В трубке тишина, только свистящее дыхание и стук пишущей машинки.

– Почему ты так говоришь? Почему ты это скавал, Роман? Думаешь, что я недостаточно обременен ответственностью, хочешь, чтобы отвечал еще и за Ганку? Это нечестно.

– Извини, я понимаю тебя, но и ты меня пойми.

Больше я не настаивал, ибо у меня возникла идея.

Я позвонил на завод, вызвал к телефону Блондина и Юрека Загайского – молодых участников поездки, попросил их освободиться и тотчас же приехать. Когда они прибыли, я изложил им суть дела.

– И как это в органах сами не додумались? – подивился Загайский. – Отличная приманка, засаду устроим запросто, наверняка попадутся.

– Постережем, и люди пойдут на такое дельце добровольно, ребята у нас хорошие, – подтвердил Блондин. – Оружие раздобудем, а план отменный, черт побери, ну и голова…

– Только надо как‑то раззвонить, что там жена Лютака.

– Оставь, к чему раззванивать. У них ловкая разведка, впрочем, суть ведь не в том, чтобы они заявились, а наоборот. Думаешь, товарищ Лютак станет собственную жену как приманку использовать?

Они препирались, поглядывая на меня, и ждали ответа, я не представлял, как повести дело, чтобы не охладить их пыл. Естественно, прежде всего хотелось обезопасить Ганку от возможной попытки нападения и похищения, однако где‑то подспудно таилось крамольное желание, чтобы такая попытка действительно была предпринята и чтобы мы одержали победу.

– Если бы нам тогда поручили охранять Шатана, беды бы не стряслось, – проговорил Блондин. – Такой позор!

– Не будем терять времени, обстановку доложим по телефону.

Потом рапортовали, что все идет как по маслу, клиника оцеплена, швейцар «обработан» (ребята выдали себя за сотрудников УБ), наши люди стерегут входы. Вечером я наведался туда, чтобы узнать о состоянии Ганки и сына, и смог убедиться: двое сидели у окна в пивной напротив, двое – в вестибюле, один прогуливался перед воротами. На улице стоял заводской грузовик с брезентовым верхом.

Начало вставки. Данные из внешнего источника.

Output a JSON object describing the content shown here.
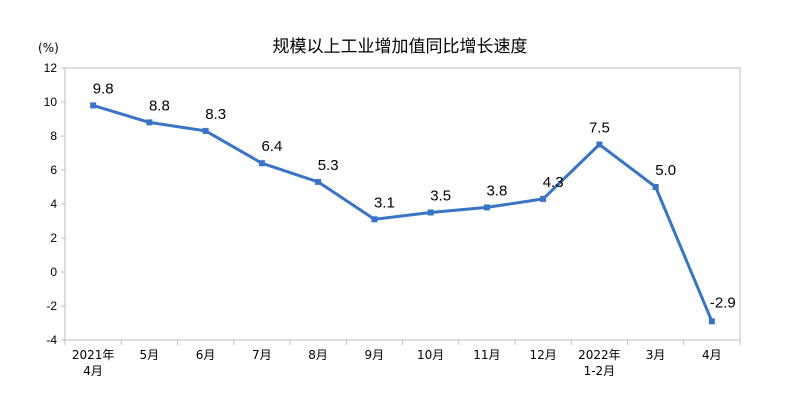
{
  "chart_data": {
    "type": "line",
    "title": "规模以上工业增加值同比增长速度",
    "unit_label": "(%)",
    "categories": [
      [
        "2021年",
        "4月"
      ],
      [
        "5月"
      ],
      [
        "6月"
      ],
      [
        "7月"
      ],
      [
        "8月"
      ],
      [
        "9月"
      ],
      [
        "10月"
      ],
      [
        "11月"
      ],
      [
        "12月"
      ],
      [
        "2022年",
        "1-2月"
      ],
      [
        "3月"
      ],
      [
        "4月"
      ]
    ],
    "series": [
      {
        "values": [
          9.8,
          8.8,
          8.3,
          6.4,
          5.3,
          3.1,
          3.5,
          3.8,
          4.3,
          7.5,
          5.0,
          -2.9
        ],
        "labels": [
          "9.8",
          "8.8",
          "8.3",
          "6.4",
          "5.3",
          "3.1",
          "3.5",
          "3.8",
          "4.3",
          "7.5",
          "5.0",
          "-2.9"
        ],
        "color": "#3a74c4"
      }
    ],
    "ylim": [
      -4,
      12
    ],
    "yticks": [
      -4,
      -2,
      0,
      2,
      4,
      6,
      8,
      10,
      12
    ],
    "ytick_labels": [
      "-4",
      "-2",
      "0",
      "2",
      "4",
      "6",
      "8",
      "10",
      "12"
    ],
    "grid": false,
    "legend": "none"
  }
}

В ту ночь я спал на тахте одетый, с телефоном в головах, но все‑таки спал. Под утро меня разбудил звонок, я вскочил, прижал к щеке телефонную трубку.

– Говорит Посьвята. Слышите меня? Что вы вытворяете? Мне доложили, не отпирайтесь, ничего не выйдет. Любительский спектакль устраиваете, что ли?

– Дело куда серьезнее, чем вы думаете.

– Почему серьезнее? Есть какие‑либо данные, что жене что‑то угрожает или косвенно вам? Получили какой‑нибудь новый приговор? Там уже вся клиника еопит, что она занята УБ, послушайте, бабы в истерике, могут быть осложнения.

– Какие? При родах?

– Ничего себе юморок. Я этих ваших караульщиков посажу. Кто им разрешил? Получат и за оружие и за все. Ну, допустим, не посажу, но дайте отбой. Скандал! Если так пойдет дальше, то весь коллектив завода нагрянет в клинику, поскольку уже начались разговоры, что «фашисты хотят ликвидировать жену и ребенка товарища Лютака». Пресвятая дева, товарищ Лютак, что вы натворили?!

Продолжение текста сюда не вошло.